Application of Palm Tree Leaf-Based Biocomposite for Waste Water Treatment and Design of Concrete Blocks

Exposure to dye-laden wastewater poses a potential threat to human health and the well-being of all living organisms. The present study proposes a dual-purpose water treatment and waste management approach by utilizing palm tree leaves to synthesize a hydrogel-based composite for dye adsorption, subsequently incorporating the pollutant-laden material into concrete structures. Characterization of the adsorbent was done using SEM, FTIR, and swelling studies. The adsorption performance was evaluated for the removal of Crystal Violet and Rhodamine B dyes from aqueous solutions at variable operational parameters. Maximum dye removal efficiency, reaching 86.9% for RhB, was observed for the composite synthesized with 5% Palm tree leaf, 5% gum tragacanth, and 1.4 × 10⁻² mol/L acrylamide concentration. Adsorption results indicated a superior fit to the Langmuir model for both dyes, with high correlation coefficients (R² > 0.99 for CV and R² > 0.96 for RhB).

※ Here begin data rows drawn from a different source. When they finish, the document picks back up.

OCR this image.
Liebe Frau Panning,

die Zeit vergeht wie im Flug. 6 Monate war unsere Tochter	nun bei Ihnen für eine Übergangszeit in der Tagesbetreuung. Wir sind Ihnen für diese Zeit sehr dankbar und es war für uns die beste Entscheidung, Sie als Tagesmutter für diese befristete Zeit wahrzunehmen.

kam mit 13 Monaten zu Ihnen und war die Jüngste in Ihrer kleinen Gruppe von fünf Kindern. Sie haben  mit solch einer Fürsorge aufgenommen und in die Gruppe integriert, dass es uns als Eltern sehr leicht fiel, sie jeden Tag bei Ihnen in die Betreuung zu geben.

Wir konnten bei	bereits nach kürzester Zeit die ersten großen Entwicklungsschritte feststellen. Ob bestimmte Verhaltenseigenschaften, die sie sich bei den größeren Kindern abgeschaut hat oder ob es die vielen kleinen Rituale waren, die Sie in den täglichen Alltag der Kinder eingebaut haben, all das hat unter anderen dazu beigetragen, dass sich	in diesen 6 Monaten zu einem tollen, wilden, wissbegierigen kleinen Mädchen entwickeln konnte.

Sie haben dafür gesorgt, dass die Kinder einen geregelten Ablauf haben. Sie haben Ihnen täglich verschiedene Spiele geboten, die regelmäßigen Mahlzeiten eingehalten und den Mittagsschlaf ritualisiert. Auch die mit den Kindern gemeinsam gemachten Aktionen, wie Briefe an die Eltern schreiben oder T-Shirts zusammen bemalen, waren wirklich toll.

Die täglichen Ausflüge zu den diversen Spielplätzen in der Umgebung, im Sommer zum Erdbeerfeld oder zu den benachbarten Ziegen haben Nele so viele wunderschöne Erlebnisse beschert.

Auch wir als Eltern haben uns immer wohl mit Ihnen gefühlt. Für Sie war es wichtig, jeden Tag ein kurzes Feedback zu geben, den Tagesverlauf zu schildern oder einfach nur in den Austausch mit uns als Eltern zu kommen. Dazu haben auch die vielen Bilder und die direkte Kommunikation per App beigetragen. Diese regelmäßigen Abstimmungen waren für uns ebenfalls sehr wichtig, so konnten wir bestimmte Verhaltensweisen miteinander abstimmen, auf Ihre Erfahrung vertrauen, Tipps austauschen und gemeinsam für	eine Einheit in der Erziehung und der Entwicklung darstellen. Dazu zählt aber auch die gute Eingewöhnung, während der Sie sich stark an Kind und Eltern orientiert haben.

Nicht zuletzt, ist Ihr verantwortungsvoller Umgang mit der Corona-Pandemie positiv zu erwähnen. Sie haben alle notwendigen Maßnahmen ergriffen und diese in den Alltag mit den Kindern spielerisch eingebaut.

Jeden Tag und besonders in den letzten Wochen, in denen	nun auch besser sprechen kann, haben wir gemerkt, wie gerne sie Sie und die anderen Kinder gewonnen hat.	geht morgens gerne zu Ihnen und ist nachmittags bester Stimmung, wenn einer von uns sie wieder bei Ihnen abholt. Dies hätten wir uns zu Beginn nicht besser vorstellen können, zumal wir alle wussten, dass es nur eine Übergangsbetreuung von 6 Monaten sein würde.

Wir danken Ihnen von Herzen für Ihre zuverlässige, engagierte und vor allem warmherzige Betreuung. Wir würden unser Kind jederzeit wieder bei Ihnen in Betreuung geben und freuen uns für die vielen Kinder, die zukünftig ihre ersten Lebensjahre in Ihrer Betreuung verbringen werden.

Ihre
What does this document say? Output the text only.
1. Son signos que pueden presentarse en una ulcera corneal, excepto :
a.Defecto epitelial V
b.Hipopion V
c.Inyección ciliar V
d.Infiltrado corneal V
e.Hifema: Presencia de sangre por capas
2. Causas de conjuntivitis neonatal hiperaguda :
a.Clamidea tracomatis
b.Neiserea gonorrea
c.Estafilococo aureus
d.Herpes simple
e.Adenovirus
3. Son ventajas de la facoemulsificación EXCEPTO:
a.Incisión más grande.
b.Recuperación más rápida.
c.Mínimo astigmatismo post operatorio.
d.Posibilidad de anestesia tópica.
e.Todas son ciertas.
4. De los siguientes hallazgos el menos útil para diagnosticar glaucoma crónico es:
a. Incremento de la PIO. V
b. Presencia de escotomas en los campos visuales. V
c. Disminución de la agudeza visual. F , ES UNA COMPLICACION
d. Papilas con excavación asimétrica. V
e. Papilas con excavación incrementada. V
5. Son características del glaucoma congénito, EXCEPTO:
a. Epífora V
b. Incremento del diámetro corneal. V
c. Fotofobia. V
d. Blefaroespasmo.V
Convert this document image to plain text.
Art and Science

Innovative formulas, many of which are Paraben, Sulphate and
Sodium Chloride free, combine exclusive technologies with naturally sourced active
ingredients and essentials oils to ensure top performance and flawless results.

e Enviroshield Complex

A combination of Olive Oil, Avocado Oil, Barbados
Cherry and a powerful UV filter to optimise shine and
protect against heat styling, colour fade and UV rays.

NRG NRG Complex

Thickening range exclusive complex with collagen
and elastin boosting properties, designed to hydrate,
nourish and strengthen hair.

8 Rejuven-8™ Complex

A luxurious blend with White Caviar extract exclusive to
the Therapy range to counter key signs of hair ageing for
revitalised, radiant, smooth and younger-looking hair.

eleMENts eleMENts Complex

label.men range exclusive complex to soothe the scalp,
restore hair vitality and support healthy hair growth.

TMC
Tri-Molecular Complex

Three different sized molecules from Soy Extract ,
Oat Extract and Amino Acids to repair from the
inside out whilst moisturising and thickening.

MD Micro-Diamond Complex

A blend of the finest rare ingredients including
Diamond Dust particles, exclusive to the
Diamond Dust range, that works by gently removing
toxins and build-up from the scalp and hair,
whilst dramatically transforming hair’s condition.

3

Kitchen wastewater treatment studies revealed improvements in water quality parameters, including pH, conductivity, and turbidity. In a novel integration of waste reuse, a concrete block designed using dye-saturated composite material exhibited 7.17 N/mm² compressive strength. These findings underscore the potential of palm tree leaves as a viable material for fabricating wastewater treatment composites and sequestration by embedding exhausted adsorbents into concrete blocks, thereby achieving environmental remediation and waste valorization.